Each frame, the OrganizeInstances task culls populated tiles with the current frustum, and bakes the positions of ModelInstances into a buffer suitable for instanced rendering. The task is issued early in the frame and is waited upon by the renderer. Each model item has a level-of-detail sequence, with steps at set distances. Each step has a version of the model with decreasing detail. The OrganizeInstances task calculates the camera distance for all instances, figuring out which detail level to use, and culling instances that are too far away the camera. Everything is organized so we end up with one buffer per specific model detail level per camera.
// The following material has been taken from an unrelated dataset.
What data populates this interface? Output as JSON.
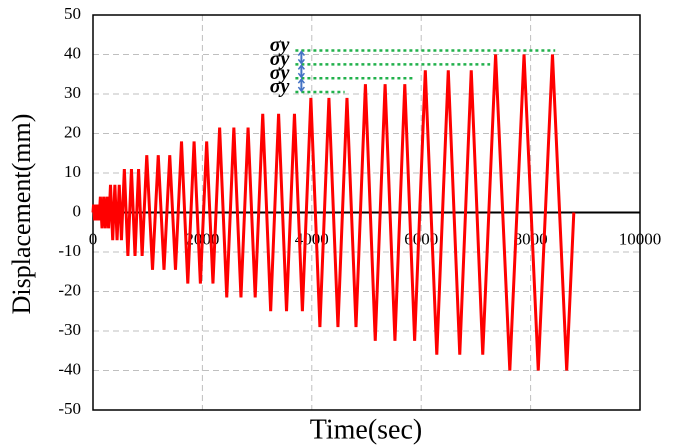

To tie the pieces together: The VegetationSystem first issues OrganizeInstances background tasks using the current set of populated tiles and current camera transforms. It also issues BuildTile background tasks for all the TileResponses that have arrived since last frame. Then it finds the set of potentially visible tiles, and issues TileRequests for new tiles. Later, at the rendering stage the VegetationRenderer inserts a draw command with a hook for its render routine. Then the COGS renderer filters and organizes these tasks, figuring out the render order. When the render hook of VegetationRenderer is called, it waits on the OrganizeInstances task and then sets up view transform data and the model mesh and material and draws the instance buffers. There is a slight overlap between the levels of details where a model is rendered twice with adjacent detail level. In this region, the pixel shader discards pixels using the relative distance inside this region and a Bayer matrix. This makes the transition between levels of detail smooth, alleviating popping artefacts.
When setting up the scene for the drone, I restricted my self to a 4km×4km area, and with ½m resolution, I could fit a map into an 8192² texture and use the basic terrain system. In addition I created a corresponding basic vegetation provider that read geotiff maps and populated TileResponses with that. With some editing in GIMP, I created the source maps based on geographical data: The border between different forest types was blurred, and I create a ground texture by replacing site index with different kinds of green noise, and orthophoto for places without vegetation, see Figure 8.
And this concludes second part of this two-part text. Figure 1 in the first text shows all pieces coming together: Drone, ground-truth images and lidars. Nothing here is rocket science, but there are some interesting engineering problems, and some are quite generic, and code from this project has found its way into other projects. The adventure isn’t concluded, and I revisit it from time to time.